The Crohn's & Colitis Foundation asked me a few questions about my experience talking to my legislature about the needs of IBD patients and step therapy reform. Here is our Q + A! I highly recommend getting involved. Send me a DM on Instagram if you need encouragement or have questions!
Q: How did the scheduling process go?
A: The scheduling process was simple. I didn’t expect to receive anything beyond an automated email reply much less a personal email and sit down meeting. I was shocked. The Senator’s staff assistant emailed me to set up the day/time of my meeting with the Chief of Staff. This process didn’t take long at all. The staff assistant was polite and professional. When I asked for the location details I was provided with a comprehensive explanation of how to find the office which worked out perfectly on the day of my meeting.
Q: Were the materials provided helpful/what other resources from the foundation did you use?
A: The materials provided by the Crohn’s & Colitis Foundation were instrumental in preparing for my legislative meeting. The foundations infographics and educational handouts helped me gain the confidence I needed to speak to step therapy reform and greater healthcare needs for IBD patients. I browsed several pages of the Crohn’s & Colitis Foundations website prior to my meeting, all of which was helpful and well organized. I talked to other IBD warriors on my social media platform and in my community to gain their insight on what they feel needs to be brought to the legislatures attention. From there I narrowed down talking points with the Crohn’s & Colitis Foundations Education Director a few days prior to my meeting. Having the support from the foundation propelled my excitement to another level, while helping to make my first legislative meeting a success.
Q: How was the meeting?
A: The meeting was totally awesome! To be completely transparent, I was initially extremely nervous and questioned my qualifications for calling this meeting in the first place. Then I remembered, there is no credential more powerful than experience. As an IBD warrior that is what I brought to the table. After the initial introductions we got into the groove of flowing conversation. I began to really enjoy the opportunity to share my story and represent the millions of American’s fighting IBD. I was able to connect with the Chief of Staff and appeal to some of the issues that actually face the senator himself. Making a personal connection really does matter and I was proud to have found a way to do that. We asked that the senator support step therapy reform so that insurance companies cannot tell patients and providers what medications they have to fail before they can take the right medicine for their disease. I asked for research funding to continue so scientists and doctors can discover a cure. I spoke to the rising cost of pharmaceuticals and the toll that takes on those of us living with a chronic illness.

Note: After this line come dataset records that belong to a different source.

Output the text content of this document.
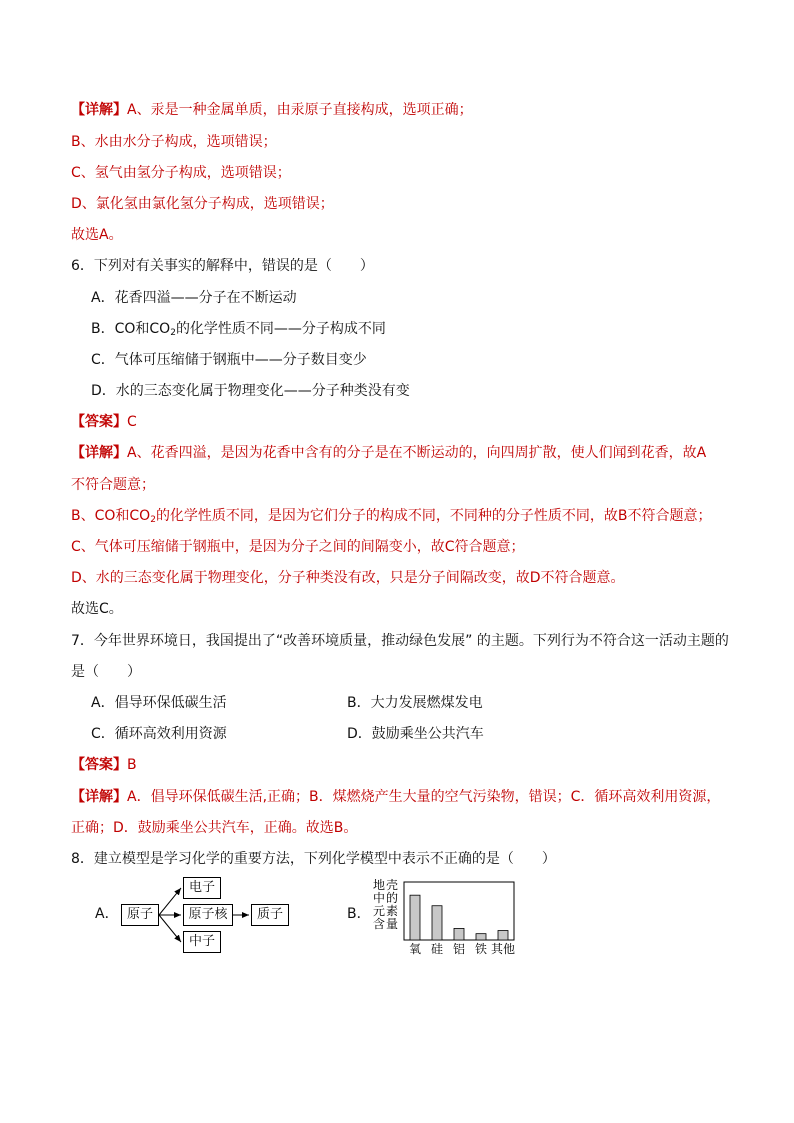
【详解】A、汞是一种金属单质，由汞原子直接构成，选项正确；
B、水由水分子构成，选项错误；
C、氢气由氢分子构成，选项错误；
D、氯化氢由氯化氢分子构成，选项错误；
故选A。
6．下列对有关事实的解释中，错误的是（　　）
A．花香四溢——分子在不断运动
B．CO和$CO_2$的化学性质不同——分子构成不同
C．气体可压缩储于钢瓶中——分子数目变少
D．水的三态变化属于物理变化——分子种类没有变
【答案】C
【详解】A、花香四溢，是因为花香中含有的分子是在不断运动的，向四周扩散，使人们闻到花香，故A
不符合题意；
B、CO和$CO_2$的化学性质不同，是因为它们分子的构成不同，不同种的分子性质不同，故B不符合题意；
C、气体可压缩储于钢瓶中，是因为分子之间的间隔变小，故C符合题意；
D、水的三态变化属于物理变化，分子种类没有改，只是分子间隔改变，故D不符合题意。
故选C。
7．今年世界环境日，我国提出了“改善环境质量，推动绿色发展” 的主题。下列行为不符合这一活动主题的
是（　　）
A．倡导环保低碳生活	B．大力发展燃煤发电
C．循环高效利用资源	D．鼓励乘坐公共汽车
【答案】B
【详解】A．倡导环保低碳生活,正确；B．煤燃烧产生大量的空气污染物，错误；C．循环高效利用资源，
正确；D．鼓励乘坐公共汽车，正确。故选B。
8．建立模型是学习化学的重要方法，下列化学模型中表示不正确的是（　　）
A． 原子
电子
原子核
中子
质子	B．
地 壳
中 的
元 素
含 量
氧 硅 铝 铁 其他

The Chief of Staff said that he would bring the information we presented to the senator for his review and will inform him of our conversation.
Q: How did you feel afterwards and would you recommend other volunteers do the same?
A: My first legislative advocacy meeting left me feeling empowered. I felt stronger, smarter and powerful. I could not be more proud in the moments following this meeting. I kept thinking to myself, “wow I did it. I stood up for myself and the 3.1 million American’s living with IBD.” I continued to smile the entire drive home. I was so excited to tell my Instagram community along with my close friends and loved ones. Standing up for what I believe in and advocating for Crohn’s & Colitis patients across the nation filled my heart with joy. This experience inspired me to continue to stand up for what I know IBD warriors need and to not stop telling my story and the story of others. I want to see improvement in the healthcare system, I cannot sit on the sideline and wait for change to come, I must be the change I want to see.
I highly recommend setting up legislative meetings, advocating and storytelling. Every IBD fighters story is different, we all bring something unique to the table. If we can all share, together we can make a difference in the lives of others.